My take is that if the proof of concept scripts demonstrate what they claim to demonstrate, these are legitimate security vulnerabilities - albeit of a reduced impact due to the authenticated nature of the attacks. It is totally possible that the scripts don’t actually work, but this is not what the vendor response claims. The vendor response specifically calls out post-authentication issues.
However, if the same web admin credentials provide access to the CLI, then these vulnerabilities are probably not CVE-worthy as the vendor allows access to Linux CLI utilities via the baked-in CLI.
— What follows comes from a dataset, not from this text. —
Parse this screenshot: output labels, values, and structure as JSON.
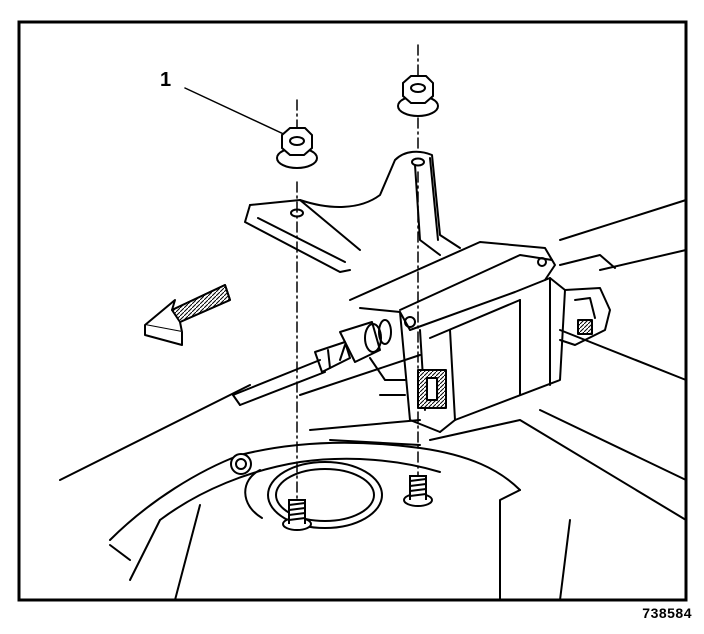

I believe each of these vulnerabilities deserves a CVE despite the vendor not accepting the issue as a vulnerability so long as web admin credentials are not equivalent to CLI credentials. Vulnerabilities like this are often chained with other vulnerabilities (like an authentication bypass) to achieve full system compromise. This means that these CVEs may not be as useful until another, authentication-related vulnerability is discovered. Sometimes it takes years before a new vulnerability can be found to make use of vulnerabilities like these.
As an attacker without CLI port access, I want to know about vulnerabilities such as this so I know where I can target my efforts if evaluating a specific piece of software or product. In this case, I would narrow my search to vulnerabilities in the web-based authentication and authorization subsystems of the product, since I know once I have that I can easily use one of the headline CVEs to escalate to a shell on the host. Also, I now have an incentive as an attacker to target these types of products since I know the vendor is most likely not going to fix the post-auth security issues; that means they will be there years from now when an authentication bypass is discovered.
As an attacker with CLI port access, I just want to know the credentials to authenticate as (assuming the web admin credentials are the same as the CLI authentication credentials).
There are certainly instances when it is appropriate for a vendor to dispute a CVE. However I find the reasoning of “post-authentication issues are not vulnerabilities” not to be sufficient in and of itself as a reason to dispute a CVE. Yes post-authentication vulnerabilities are not as exciting as unauthenticated vulnerabilities, and yes the impact is much lower. However, even if they do not end up being fixed, CVEs serve as documentation that the vulnerability exists in a specific product for a specific version(s) - not whether or not the vendor accepts post-authentication “issues” as vulnerabilities or not. At the same time, if the web credentials allow the same level of access necessary to access the CLI, then these are not CVE-worthy because the same command could be run from the CLI instead of the “vulnerability”.